A total of 103 patients with HCC who underwent LDLT were included. The 3- and 5-year recurrence-free survival (RFS) in patients with a high neutrophil count (>2,640/µL) were significantly lower than those in patients with a low neutrophil count (≤2,640/µL; 70.0% and 64.7% vs. 88.3% and 84.6%, respectively; P=0.02). Patients with a high neutrophil count also had lower 5-year overall survival (OS; 63.9% vs. 79.3%, P=0.03). In multivariate analysis, radiologic MC (hazard ratio [HR], 5.04; P=0.02) and neutrophil count (HR, 4.47; P=0.04) were independent factors predicting RFS. Among patients exceeding the MC, those with a high neutrophil count had significantly lower 5-year RFS than those with low neutrophil count (10% vs. 83%; P<0.01).
We demonstrated that high preoperative neutrophil count is associated with poor RFS and OS in patients with HCC undergoing LDLT.

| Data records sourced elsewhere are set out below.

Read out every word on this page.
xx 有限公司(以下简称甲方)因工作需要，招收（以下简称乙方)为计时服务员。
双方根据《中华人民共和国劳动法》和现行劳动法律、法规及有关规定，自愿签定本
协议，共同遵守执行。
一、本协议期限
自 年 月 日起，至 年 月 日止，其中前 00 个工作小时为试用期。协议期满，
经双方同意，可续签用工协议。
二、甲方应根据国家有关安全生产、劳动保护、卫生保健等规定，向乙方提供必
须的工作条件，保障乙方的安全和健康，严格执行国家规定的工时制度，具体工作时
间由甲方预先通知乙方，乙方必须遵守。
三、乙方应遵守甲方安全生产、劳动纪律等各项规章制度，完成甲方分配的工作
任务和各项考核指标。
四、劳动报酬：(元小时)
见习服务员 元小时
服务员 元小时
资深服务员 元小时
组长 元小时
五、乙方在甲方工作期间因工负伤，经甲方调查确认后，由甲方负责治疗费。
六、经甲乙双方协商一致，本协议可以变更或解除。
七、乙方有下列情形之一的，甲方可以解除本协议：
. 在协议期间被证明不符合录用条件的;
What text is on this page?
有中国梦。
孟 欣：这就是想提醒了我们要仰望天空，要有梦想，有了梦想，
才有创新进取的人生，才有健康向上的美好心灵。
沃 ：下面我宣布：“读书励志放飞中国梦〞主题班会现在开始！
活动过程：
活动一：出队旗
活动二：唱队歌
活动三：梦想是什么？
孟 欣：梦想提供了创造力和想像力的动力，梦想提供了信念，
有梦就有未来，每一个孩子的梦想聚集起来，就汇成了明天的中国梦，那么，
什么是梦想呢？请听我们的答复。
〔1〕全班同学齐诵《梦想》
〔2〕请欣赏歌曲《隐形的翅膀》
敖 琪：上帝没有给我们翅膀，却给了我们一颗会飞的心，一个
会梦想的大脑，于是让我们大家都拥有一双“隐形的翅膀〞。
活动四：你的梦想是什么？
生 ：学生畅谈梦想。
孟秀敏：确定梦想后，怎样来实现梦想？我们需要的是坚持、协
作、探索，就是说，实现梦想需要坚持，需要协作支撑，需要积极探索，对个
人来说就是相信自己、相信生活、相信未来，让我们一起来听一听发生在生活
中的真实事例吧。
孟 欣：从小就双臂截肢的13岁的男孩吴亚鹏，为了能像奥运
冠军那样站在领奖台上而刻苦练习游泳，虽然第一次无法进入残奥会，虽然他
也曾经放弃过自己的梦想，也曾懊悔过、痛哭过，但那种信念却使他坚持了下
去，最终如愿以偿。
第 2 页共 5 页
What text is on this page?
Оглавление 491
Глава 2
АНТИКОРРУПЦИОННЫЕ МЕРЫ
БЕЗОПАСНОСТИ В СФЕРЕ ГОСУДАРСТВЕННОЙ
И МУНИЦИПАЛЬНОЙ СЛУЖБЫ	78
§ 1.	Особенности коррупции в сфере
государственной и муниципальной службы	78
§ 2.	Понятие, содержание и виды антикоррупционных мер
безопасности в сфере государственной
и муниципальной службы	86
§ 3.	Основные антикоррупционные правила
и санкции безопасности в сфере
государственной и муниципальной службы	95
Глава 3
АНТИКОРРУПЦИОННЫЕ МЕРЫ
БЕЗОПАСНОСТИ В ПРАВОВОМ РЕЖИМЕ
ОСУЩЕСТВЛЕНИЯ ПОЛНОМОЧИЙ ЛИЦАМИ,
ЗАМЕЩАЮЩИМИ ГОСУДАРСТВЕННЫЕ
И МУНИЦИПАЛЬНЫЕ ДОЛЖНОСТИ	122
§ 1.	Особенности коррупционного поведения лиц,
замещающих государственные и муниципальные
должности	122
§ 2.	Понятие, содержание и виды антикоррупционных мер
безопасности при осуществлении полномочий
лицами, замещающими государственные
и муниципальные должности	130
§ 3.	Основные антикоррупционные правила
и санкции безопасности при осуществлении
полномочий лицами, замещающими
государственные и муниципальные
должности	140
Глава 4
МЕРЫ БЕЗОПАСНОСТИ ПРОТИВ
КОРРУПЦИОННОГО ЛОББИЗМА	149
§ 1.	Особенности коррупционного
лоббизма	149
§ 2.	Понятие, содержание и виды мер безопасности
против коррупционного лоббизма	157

用于在肝细胞癌(HCC)患者中选择肝移植受者的米兰标准(MC)未纳入肿瘤生物学因素。此外,已确定全身炎症标志物可预测肿瘤生物学特性。本研究探讨了包括中性粒细胞计数在内的全身炎症标志物对接受活体肝移植(LDLT)的HCC患者预后的预测价值。
我们回顾性分析了接受LDLT的HCC患者的外周血炎症标志物数据以及患者和肿瘤特征。进行单因素和多因素分析以分析与生存相关的变量。
共纳入103例接受LDLT的HCC患者。中性粒细胞计数高(>2,640/µL)的患者3年和5年无复发生存率(RFS)显著低于中性粒细胞计数低(≤2,640/µL)的患者(分别为70.0%和64.7% 对88.3%和84.6%;P=0.02)。中性粒细胞计数高的患者5年总生存率(OS)也较低(63.9%对79.3%,P=0.03)。多因素分析中,放射学米兰标准(风险比[HR],5.04;P=0.02)和中性粒细胞计数(HR,4.47;P=0.04)是预测RFS的独立因素。在超过米兰标准的患者中,中性粒细胞计数高的患者5年RFS显著低于中性粒细胞计数低的患者(10%对83%;P<0.01)。
我们证明术前中性粒细胞计数高与接受LDLT的HCC患者的RFS和OS较差相关。